Prunella Clough
b. 1919, London, England
d. 1999, London, England
Prunella Clough was an English painter primarily known for her later, abstract works. She was an only child, raised in the affluent London neighborhood of Knightsbridge. Although largely self-taught, Clough attended the Chelsea School of Art for two years (1938–1939) until the outbreak of World War II forced her to abandon her studies. During the war, she worked as a draftsman, graphic designer, and cartographer. After the war, Clough began depicting laborers and rough, urban environments. She drew truck drivers, the insides of factories, and the industrial peripheries of cities. Her early work was associated with English Neo-Romanticism. Gradually, she became less interested in figurative painting and more interested in depicting man-made structures that bordered on the abstract, focusing on delineating details such as electrical wiring, machines, and metal fences. Consequently, although her paintings became increasingly abstract, they always retained their source in ordinary life. Although usually laconic and self-effacing, she once said of her paintings that through them, she was "saying a small thing edgily."

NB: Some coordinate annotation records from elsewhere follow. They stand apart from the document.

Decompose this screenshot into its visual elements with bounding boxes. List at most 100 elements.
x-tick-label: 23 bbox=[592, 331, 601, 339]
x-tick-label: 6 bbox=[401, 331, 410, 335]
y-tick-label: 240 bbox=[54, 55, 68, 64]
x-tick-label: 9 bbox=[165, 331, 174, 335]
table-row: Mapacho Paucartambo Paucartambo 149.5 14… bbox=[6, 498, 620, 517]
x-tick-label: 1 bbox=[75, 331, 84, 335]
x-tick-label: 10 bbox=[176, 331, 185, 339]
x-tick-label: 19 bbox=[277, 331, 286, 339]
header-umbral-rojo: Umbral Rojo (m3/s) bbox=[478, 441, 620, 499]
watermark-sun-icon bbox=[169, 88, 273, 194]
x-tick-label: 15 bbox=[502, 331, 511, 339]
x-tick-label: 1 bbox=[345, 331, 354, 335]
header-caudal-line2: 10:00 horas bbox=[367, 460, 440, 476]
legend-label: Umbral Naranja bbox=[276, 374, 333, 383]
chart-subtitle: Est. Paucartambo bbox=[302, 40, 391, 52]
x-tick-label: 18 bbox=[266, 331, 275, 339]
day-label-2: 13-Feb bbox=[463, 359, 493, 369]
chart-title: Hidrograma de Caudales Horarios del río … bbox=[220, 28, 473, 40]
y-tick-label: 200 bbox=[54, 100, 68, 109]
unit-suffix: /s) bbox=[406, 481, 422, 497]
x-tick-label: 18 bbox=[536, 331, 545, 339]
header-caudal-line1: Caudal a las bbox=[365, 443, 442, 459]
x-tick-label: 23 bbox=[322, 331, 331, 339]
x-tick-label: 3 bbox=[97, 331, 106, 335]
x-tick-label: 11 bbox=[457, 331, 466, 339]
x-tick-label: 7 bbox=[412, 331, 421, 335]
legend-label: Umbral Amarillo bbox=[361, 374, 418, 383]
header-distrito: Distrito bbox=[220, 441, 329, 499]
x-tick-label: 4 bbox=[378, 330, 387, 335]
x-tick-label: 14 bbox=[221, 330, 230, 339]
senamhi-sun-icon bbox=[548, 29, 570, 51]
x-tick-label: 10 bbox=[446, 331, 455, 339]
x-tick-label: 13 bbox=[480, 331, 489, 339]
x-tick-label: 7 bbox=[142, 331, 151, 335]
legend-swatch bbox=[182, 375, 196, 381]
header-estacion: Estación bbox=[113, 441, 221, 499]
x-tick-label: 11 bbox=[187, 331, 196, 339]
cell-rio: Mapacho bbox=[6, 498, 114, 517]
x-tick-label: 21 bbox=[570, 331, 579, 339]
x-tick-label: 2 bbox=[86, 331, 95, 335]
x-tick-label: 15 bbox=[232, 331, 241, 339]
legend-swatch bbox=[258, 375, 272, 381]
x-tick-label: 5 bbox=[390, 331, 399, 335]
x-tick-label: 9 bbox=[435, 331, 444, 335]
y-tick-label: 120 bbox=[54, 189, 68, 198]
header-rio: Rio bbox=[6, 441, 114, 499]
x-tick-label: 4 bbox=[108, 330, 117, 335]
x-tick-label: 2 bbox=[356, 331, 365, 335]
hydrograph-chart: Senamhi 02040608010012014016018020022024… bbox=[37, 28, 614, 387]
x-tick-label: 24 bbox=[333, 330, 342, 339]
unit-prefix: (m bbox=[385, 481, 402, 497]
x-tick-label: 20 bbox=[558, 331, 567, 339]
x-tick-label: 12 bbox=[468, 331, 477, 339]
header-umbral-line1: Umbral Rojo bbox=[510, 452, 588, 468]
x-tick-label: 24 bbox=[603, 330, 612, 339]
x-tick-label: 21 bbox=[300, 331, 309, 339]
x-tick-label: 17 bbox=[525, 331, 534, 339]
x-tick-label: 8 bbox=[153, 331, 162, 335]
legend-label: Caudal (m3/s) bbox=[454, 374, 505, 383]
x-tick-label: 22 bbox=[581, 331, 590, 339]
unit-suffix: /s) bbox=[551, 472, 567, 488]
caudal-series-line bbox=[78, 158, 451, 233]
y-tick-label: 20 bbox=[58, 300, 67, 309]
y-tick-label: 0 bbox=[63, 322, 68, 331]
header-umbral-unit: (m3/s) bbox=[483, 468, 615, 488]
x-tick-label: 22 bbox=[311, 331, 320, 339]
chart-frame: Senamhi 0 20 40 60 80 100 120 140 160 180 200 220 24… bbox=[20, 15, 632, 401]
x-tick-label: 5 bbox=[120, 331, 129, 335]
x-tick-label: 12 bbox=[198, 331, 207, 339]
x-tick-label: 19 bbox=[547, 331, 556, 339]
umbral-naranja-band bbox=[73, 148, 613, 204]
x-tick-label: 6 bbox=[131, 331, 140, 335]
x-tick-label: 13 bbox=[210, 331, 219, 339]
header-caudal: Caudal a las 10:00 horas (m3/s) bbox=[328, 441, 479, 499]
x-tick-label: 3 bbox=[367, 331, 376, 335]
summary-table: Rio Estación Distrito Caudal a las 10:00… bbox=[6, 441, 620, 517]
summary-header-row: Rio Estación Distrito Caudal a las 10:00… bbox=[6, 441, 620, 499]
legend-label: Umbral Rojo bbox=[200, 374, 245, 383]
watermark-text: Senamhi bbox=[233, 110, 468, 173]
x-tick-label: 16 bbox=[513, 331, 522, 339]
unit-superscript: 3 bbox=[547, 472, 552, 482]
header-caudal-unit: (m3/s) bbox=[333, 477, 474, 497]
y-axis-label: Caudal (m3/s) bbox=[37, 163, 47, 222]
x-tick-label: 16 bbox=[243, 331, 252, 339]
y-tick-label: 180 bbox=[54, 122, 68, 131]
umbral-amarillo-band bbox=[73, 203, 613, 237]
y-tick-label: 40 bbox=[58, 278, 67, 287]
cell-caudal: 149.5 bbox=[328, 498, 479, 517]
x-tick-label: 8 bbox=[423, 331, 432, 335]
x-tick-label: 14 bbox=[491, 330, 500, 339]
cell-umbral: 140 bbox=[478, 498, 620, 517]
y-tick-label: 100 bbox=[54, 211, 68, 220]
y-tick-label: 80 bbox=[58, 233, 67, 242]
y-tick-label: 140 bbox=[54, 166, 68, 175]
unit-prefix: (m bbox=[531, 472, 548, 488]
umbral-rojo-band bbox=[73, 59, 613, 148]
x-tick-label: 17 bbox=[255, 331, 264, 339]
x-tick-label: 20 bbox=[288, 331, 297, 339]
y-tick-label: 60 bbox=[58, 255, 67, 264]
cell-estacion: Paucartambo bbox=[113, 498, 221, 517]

Clough received her first retrospective at the Whitechapel Gallery in London in 1960, and was later given a solo exhibition, funded by the British Arts Council, at the Serpentine Gallery in 1976. In 1999, in what would be her final year of life, she was awarded the Jerwood Prize for Painting for her lifetime body of work. Ever humble, and cognizant that she was terminally ill, she promptly gave away the entire £30,000 prize. Most recently, in 2007, the Tate Gallery, London, honored Clough with a major exhibition.